Submitted by Bob Burton on
Clumsy maneuvering by Burson-Marsteller CEO Mark Penn -- who met with Colombian officials about the U.S. - Colombia Free Trade Agreement while serving as the chief campaign strategist for trade deal opponent Hillary Clinton -- drew unwanted publicity to the controversial pact.
Colombia's $300,000 a year contract (pdf) with Burson-Marsteller stated the PR firm would "provide ongoing strategic communications counsel to the Ambassador and key Embassy officials"; develop "key messages, talking points and briefing materials"; give "advice and communications counsel to the Ambassador and Embassy staff"; and "co-ordinate media interviews and public events with relevant news media in Washington D.C. on behalf of the Embassy."
Colombia ended the contract after Penn described his meeting as "an error in judgment." But the country isn't hurting for lobbying power in Washington, D.C. -- especially among Democrats.
In January 2008, the Clinton administration's Deputy Under Secretary of Labor, Andrew J. Samet, landed a three-month contract (pdf) worth $58,000, with the Colombian Ministry of Foreign Affairs. Samet, who is a principal and co-founder of the Washington, D.C. lobbying firm Sorini, Samet & Associates, has worked for the Colombian government previously. In 2007, he wrote a report on labor conditions (large pdf) in the country.
Samet's mission is to help neutralize labor movement opposition to the free trade deal. Labor groups are protesting the agreement, saying the Colombian government has not done enough to protect union activists from violent attacks and harassment. "Thirty-nine trade unionists were murdered in 2007, and another 17 have been killed in 2008 -- a rate of more than one a week. Of the more than 2,500 murders of trade unionists since 1986, the government has successfully prosecuted less than 3 percent of these cases," the AFL-CIO states on its website.

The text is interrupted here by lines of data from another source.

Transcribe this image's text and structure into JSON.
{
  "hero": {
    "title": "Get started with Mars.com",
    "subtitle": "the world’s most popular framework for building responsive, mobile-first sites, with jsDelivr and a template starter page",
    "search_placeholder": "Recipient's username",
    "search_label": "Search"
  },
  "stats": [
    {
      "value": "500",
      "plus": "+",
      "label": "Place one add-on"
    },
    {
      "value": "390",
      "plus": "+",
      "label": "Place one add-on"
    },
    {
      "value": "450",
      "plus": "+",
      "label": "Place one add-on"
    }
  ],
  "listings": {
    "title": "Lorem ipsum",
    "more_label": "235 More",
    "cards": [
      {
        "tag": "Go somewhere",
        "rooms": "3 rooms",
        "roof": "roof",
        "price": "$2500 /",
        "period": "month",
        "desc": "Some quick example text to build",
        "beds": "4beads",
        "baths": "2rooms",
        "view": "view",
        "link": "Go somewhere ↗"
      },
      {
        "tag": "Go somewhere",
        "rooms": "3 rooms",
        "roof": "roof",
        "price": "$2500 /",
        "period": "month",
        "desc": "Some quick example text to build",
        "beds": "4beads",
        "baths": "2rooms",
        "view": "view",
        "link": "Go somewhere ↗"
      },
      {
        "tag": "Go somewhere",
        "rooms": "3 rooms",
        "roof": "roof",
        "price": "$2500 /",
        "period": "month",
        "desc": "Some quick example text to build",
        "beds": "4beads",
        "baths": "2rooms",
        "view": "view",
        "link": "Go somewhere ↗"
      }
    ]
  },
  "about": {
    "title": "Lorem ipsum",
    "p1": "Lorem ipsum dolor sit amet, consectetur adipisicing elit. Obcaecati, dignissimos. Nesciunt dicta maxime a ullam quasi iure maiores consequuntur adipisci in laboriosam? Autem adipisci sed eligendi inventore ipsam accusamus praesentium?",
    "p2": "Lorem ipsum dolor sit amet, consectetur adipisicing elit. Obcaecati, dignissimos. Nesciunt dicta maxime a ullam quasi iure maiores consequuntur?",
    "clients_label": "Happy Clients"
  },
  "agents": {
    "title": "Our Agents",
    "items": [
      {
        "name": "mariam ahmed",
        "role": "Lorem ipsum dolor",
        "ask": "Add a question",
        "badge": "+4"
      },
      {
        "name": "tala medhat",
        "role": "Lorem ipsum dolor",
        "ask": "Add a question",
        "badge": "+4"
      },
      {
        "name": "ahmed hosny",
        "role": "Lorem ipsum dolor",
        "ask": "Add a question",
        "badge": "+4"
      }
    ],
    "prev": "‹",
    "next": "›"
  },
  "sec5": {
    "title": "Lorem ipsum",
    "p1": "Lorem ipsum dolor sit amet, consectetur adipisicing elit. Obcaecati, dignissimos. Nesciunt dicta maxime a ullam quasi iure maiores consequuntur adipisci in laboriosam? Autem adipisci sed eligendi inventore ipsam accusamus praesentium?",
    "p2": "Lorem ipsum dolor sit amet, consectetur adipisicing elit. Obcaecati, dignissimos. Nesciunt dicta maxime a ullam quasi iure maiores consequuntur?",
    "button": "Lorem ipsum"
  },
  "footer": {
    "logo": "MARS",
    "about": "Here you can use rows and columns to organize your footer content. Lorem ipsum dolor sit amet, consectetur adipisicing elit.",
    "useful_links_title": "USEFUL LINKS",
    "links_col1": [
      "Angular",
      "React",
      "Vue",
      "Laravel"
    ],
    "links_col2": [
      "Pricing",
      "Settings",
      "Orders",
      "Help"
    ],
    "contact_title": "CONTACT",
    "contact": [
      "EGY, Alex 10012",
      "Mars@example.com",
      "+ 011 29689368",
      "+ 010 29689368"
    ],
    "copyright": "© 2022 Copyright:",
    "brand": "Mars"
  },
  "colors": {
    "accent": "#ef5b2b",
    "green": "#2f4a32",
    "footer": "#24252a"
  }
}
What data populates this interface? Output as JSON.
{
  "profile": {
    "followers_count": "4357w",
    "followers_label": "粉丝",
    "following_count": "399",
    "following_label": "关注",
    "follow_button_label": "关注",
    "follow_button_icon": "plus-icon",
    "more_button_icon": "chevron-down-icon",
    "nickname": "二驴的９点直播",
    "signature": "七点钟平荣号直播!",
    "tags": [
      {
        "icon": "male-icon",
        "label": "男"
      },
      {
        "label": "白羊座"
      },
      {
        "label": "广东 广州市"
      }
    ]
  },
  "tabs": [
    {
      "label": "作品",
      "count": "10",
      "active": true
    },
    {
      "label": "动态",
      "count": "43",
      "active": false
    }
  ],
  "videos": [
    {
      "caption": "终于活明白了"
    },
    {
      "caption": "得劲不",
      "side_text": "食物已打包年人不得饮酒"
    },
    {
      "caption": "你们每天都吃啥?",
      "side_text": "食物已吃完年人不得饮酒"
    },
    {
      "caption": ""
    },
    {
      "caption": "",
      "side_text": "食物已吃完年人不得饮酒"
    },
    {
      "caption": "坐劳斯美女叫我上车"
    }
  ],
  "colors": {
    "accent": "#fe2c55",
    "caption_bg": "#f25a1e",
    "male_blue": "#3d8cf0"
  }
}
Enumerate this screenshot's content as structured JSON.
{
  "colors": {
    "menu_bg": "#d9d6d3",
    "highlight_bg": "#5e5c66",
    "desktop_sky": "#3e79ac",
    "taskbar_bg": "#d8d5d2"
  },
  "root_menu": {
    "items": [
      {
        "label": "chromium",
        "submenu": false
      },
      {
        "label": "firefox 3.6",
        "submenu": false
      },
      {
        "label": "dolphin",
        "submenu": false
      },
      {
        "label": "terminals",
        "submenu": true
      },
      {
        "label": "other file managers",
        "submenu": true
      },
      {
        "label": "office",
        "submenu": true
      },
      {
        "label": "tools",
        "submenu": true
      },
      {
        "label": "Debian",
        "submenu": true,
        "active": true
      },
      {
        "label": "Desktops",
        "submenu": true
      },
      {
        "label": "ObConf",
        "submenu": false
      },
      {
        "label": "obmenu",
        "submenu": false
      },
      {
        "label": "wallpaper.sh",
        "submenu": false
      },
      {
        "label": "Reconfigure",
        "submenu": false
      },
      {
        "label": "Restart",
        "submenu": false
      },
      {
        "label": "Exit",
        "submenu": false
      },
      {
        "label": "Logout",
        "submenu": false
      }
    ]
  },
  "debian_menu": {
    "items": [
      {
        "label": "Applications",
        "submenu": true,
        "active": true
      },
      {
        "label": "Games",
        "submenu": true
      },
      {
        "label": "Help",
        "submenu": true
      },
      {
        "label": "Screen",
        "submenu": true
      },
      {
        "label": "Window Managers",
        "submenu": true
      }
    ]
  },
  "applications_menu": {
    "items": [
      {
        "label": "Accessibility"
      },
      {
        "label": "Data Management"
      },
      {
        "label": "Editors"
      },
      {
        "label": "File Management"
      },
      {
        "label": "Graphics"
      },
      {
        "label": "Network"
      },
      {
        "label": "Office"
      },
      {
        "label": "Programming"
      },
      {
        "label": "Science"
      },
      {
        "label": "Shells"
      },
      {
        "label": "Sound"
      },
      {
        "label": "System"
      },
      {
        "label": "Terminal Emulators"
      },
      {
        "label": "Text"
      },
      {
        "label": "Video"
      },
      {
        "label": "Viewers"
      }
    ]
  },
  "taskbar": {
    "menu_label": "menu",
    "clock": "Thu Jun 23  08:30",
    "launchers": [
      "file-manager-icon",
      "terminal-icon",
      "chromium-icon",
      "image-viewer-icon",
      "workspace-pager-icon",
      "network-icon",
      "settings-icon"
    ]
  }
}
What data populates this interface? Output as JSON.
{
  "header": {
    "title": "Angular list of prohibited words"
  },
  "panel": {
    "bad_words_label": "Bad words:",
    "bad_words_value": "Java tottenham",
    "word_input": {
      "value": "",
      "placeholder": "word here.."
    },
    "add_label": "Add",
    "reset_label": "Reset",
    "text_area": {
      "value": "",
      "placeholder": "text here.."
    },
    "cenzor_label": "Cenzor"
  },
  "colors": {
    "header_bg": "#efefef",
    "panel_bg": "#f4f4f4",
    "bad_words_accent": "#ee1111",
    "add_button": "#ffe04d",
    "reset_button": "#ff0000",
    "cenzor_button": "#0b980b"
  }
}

Samet claims that while Colombian unionists are still attacked, it doesn't happen quite as frequently as it used to. Samet's contract requires him to "develop a strategy for interaction between the Colombian government and the U.S. labor unions and provide advice for the implementation of this strategy." It also involves assisting "the government of Colombia in presenting information on labor issues with relevant U.S. stakeholders, including U.S. Congress, the administration, labor advocacy groups, trade unions and the media."
It's a tough message to sell. Maybe that's why Colombia hired two other lobbying firms, in addition to Samet's.
Lobbyists in League
In November 2006, the Washington, D.C. firm Johnson, Madigan, Peck, Boland & Stewart registered as a lobbyist for ProExport Colombia, the Colombian government's trade bureau. The firm agreed "to assist in the passing of a free trade agreement." Initially the Colombia contract was slated to run for just 50 days, for a total of $50,000. Then it was extended (pdf) until late June 2008, bringing the firm $240,000.
For Colombia, the Johnson Madigan firm would "identify the significant issues (positive and negative) to everyone involved in the decision making process." The firm also promised to find "third parties" that might be able to "help the Government of Colombia to transmit its arguments and priorities" on the Andean Trade Preference and Drug Eradication Act and the Trade Promotion Agreement (TPA). The "third party technique" is an old PR trick of secretly mobilizing others to take a stance, while obscuring their relationship to the interested party. The result is what seems to be spontaneous declarations of support from independent actors.
Colombia's third amigo is the Glover Park Group (GPG), a Democrat-aligned firm headed by former Clinton administration officials. In May 2007, GPG signed a $40,000-a-month contract (pdf) with ProExport Colombia.
GPG's role is to "identify the most significant elements that members of the congress ... and particularly the Democratic Party, will bear in mind to determine their stand on the TPA." GPG has also been given the job of identifying "within the press, the Congress, the academy, business leaders and in general the United States society, speakers and leaders that can help the Government of Colombia to transmit its arguments and priorities in relation to the TPA." In other words, find more "third party" advocates. The Bush administration benefited from this work when it used pro-trade deal opinion columns and media editorials, to counter opposition to the deal.
Slow Down the Showdown
The campaign to persuade Congress to support the U.S. - Colombia Free Trade Agreement seemed to be entering its endgame. On April 7, President George W. Bush submitted the agreement to Congress, using his "fast track" authority to require the House to hold a vote within 60 days and the Senate within 90 days. But, on April 10, the House voted 224 to 195 to remove the tight deadline. The move allows conflicted Democrats "to postpone a vote on the pact until after the November elections," reported Bloomberg News.
The delay is seen as bad news for the trade deal. Perversely, it may benefit Colombia's trio of high-powered lobbying firms. Faced with an increased likelihood of defeat, the Colombian government may dig deep into their coffers and shower thousands more on Glover Park, Johnson Madigan and Sorini Samet.
Bob Burton is the managing editor of SourceWatch.